Based on the experimental studies on the pile in horizontal and sloping ground subjected to forward and reverse lateral loading, the following conclusions are drawn:

• The increase in relative density from 25 to 45% increases the horizontal ground lateral capacity by 50%.

• The loading direction and the change in the ground surface are greatly influenced by the lateral load capacity of the pile.

• The lateral capacity of pile decreases by 91%, 84% and 79% for 1:2, 1:2.5 and 1:3 slopes than in horizontal ground when subjected to forward loading.

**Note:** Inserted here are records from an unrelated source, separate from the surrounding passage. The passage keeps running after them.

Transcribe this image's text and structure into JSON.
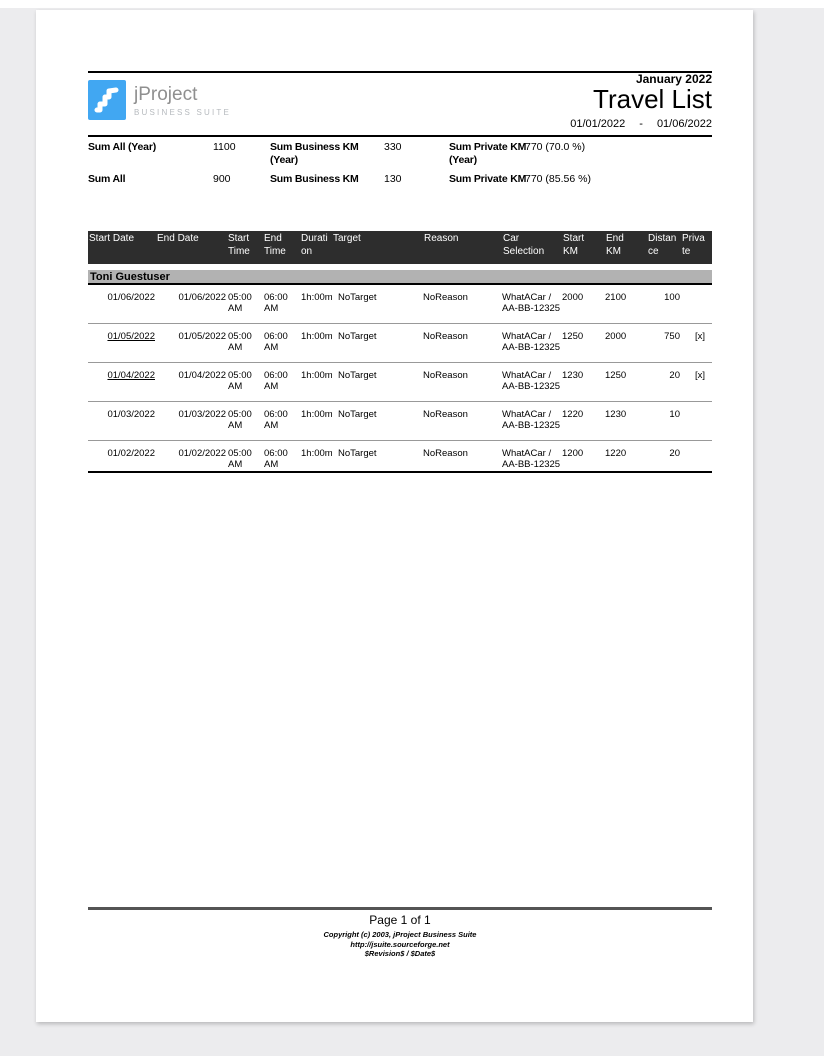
{
  "header": {
    "period": "January 2022",
    "title": "Travel List",
    "date_from": "01/01/2022",
    "date_dash": "-",
    "date_to": "01/06/2022",
    "logo": {
      "name": "jProject",
      "subtitle": "BUSINESS SUITE",
      "icon": "stairs-icon"
    }
  },
  "summary": {
    "rows": [
      {
        "cells": [
          {
            "label": "Sum All (Year)",
            "label2": "",
            "value": "1100"
          },
          {
            "label": "Sum Business KM",
            "label2": "(Year)",
            "value": "330"
          },
          {
            "label": "Sum Private KM",
            "label2": "(Year)",
            "value": "770 (70.0 %)"
          }
        ]
      },
      {
        "cells": [
          {
            "label": "Sum All",
            "label2": "",
            "value": "900"
          },
          {
            "label": "Sum Business KM",
            "label2": "",
            "value": "130"
          },
          {
            "label": "Sum Private KM",
            "label2": "",
            "value": "770 (85.56 %)"
          }
        ]
      }
    ]
  },
  "table": {
    "columns": [
      "Start Date",
      "End Date",
      "Start Time",
      "End Time",
      "Duration",
      "Target",
      "Reason",
      "Car Selection",
      "Start KM",
      "End KM",
      "Distance",
      "Private"
    ],
    "group": "Toni Guestuser",
    "rows": [
      {
        "start_date": "01/06/2022",
        "underlined": false,
        "end_date": "01/06/2022",
        "start_time": "05:00 AM",
        "end_time": "06:00 AM",
        "duration": "1h:00m",
        "target": "NoTarget",
        "reason": "NoReason",
        "car": "WhatACar / AA-BB-12325",
        "start_km": "2000",
        "end_km": "2100",
        "distance": "100",
        "private": ""
      },
      {
        "start_date": "01/05/2022",
        "underlined": true,
        "end_date": "01/05/2022",
        "start_time": "05:00 AM",
        "end_time": "06:00 AM",
        "duration": "1h:00m",
        "target": "NoTarget",
        "reason": "NoReason",
        "car": "WhatACar / AA-BB-12325",
        "start_km": "1250",
        "end_km": "2000",
        "distance": "750",
        "private": "[x]"
      },
      {
        "start_date": "01/04/2022",
        "underlined": true,
        "end_date": "01/04/2022",
        "start_time": "05:00 AM",
        "end_time": "06:00 AM",
        "duration": "1h:00m",
        "target": "NoTarget",
        "reason": "NoReason",
        "car": "WhatACar / AA-BB-12325",
        "start_km": "1230",
        "end_km": "1250",
        "distance": "20",
        "private": "[x]"
      },
      {
        "start_date": "01/03/2022",
        "underlined": false,
        "end_date": "01/03/2022",
        "start_time": "05:00 AM",
        "end_time": "06:00 AM",
        "duration": "1h:00m",
        "target": "NoTarget",
        "reason": "NoReason",
        "car": "WhatACar / AA-BB-12325",
        "start_km": "1220",
        "end_km": "1230",
        "distance": "10",
        "private": ""
      },
      {
        "start_date": "01/02/2022",
        "underlined": false,
        "end_date": "01/02/2022",
        "start_time": "05:00 AM",
        "end_time": "06:00 AM",
        "duration": "1h:00m",
        "target": "NoTarget",
        "reason": "NoReason",
        "car": "WhatACar / AA-BB-12325",
        "start_km": "1200",
        "end_km": "1220",
        "distance": "20",
        "private": ""
      }
    ]
  },
  "footer": {
    "page_info": "Page 1 of 1",
    "lines": [
      "Copyright (c) 2003, jProject Business Suite",
      "http://jsuite.sourceforge.net",
      "$Revision$ / $Date$"
    ]
  },
  "colors": {
    "logo_blue": "#41a7f2",
    "table_header_bg": "#2d2d2d",
    "group_row_bg": "#b2b2b2",
    "page_background": "#ececee"
  }
}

• The lateral capacity of pile decreases by 79%, 72% and 71% for 1:2, 1:2.5 and 1:3 slopes than in horizontal ground when subjected to reverse loading.

• The lateral load capacity of the pile in forward loading is 34.5% to 57.4% less than reverse loading depending on the flatter(1V: 3H) to steeper (1V: 2H)slope.

• Due to the reduction in the passive zone just ahead of the pile in the sloping ground, its lateral load capacity is less than the lateral load capacity of the pile in horizontal ground. However, the fixity depth of pile is in the range of 10 to 15 D for sloping ground compared to 4 to 6 D in the horizontal ground. Consequently, the maximum bending moment in the sloping ground is 2 to 5 times the maximum bending moment in the horizontal ground.

• Depth of fixity of pile is increased in case of forward loading than reverse loading due to the reduction of soil mass at the top.

• Maximum bending moment is increased in steeper slope than flatter slope due to the reduction of soil resistance.

• The passive resistance of soil in front of the pile is increased in reverse loading than forward loading.

• The equation to find out the depth of fixity, lateral deflection and the maximum bending moment of the pile under forward loading and reverse loading are given. These equations are applicable for the slope of 1V: 2H, 1V: 2.5H, 1V:3H.